The Role of Exercise Rehabilitation
One of the most effective long-term interventions for all POTS subtypes is a graduated exercise program. The most widely used protocol, developed at Children’s Hospital of Philadelphia and based on earlier work at UT Southwestern, follows a careful progression designed to avoid the symptom flares that upright exercise typically causes in POTS.
For the first three months, all cardio work is done in a recumbent or seated position: recumbent bikes, rowing machines, swimming, or seated steppers. This allows the cardiovascular system to build endurance without fighting gravity. Strength training focuses on the lower body and core, using body weight or seated machines, with three sets of 8 to 10 repetitions. Heart rate monitoring is essential during this phase to keep effort in the right zone.

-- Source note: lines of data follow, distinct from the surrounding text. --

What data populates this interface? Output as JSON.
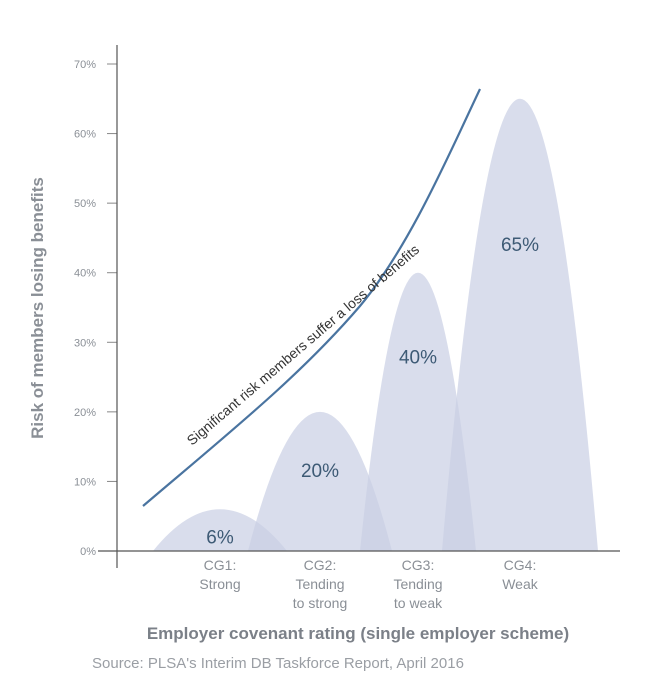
{
  "chart_data": {
    "type": "area",
    "title": "",
    "xlabel": "Employer covenant rating (single employer scheme)",
    "ylabel": "Risk of members losing benefits",
    "ylim": [
      0,
      70
    ],
    "yticks": [
      "0%",
      "10%",
      "20%",
      "30%",
      "40%",
      "50%",
      "60%",
      "70%"
    ],
    "categories": [
      [
        "CG1:",
        "Strong"
      ],
      [
        "CG2:",
        "Tending",
        "to strong"
      ],
      [
        "CG3:",
        "Tending",
        "to weak"
      ],
      [
        "CG4:",
        "Weak"
      ]
    ],
    "values": [
      6,
      20,
      40,
      65
    ],
    "value_labels": [
      "6%",
      "20%",
      "40%",
      "65%"
    ],
    "annotation": "Significant risk members suffer a loss of benefits",
    "source": "Source: PLSA's Interim DB Taskforce Report, April 2016",
    "colors": {
      "hump": "#c9cfe4",
      "curve": "#4a74a0",
      "axis": "#555555"
    }
  }
}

Around month four, you transition to an upright bike. By month five, elliptical machines and treadmill walking are introduced. Months six through eight bring high-intensity interval training and full upright exercise with arm motion and treadmill incline. Recovery days, where you stay active but keep your heart rate low, are built in after every hard workout. The full protocol spans roughly eight months, and skipping the early recumbent phase is one of the most common reasons people struggle with it.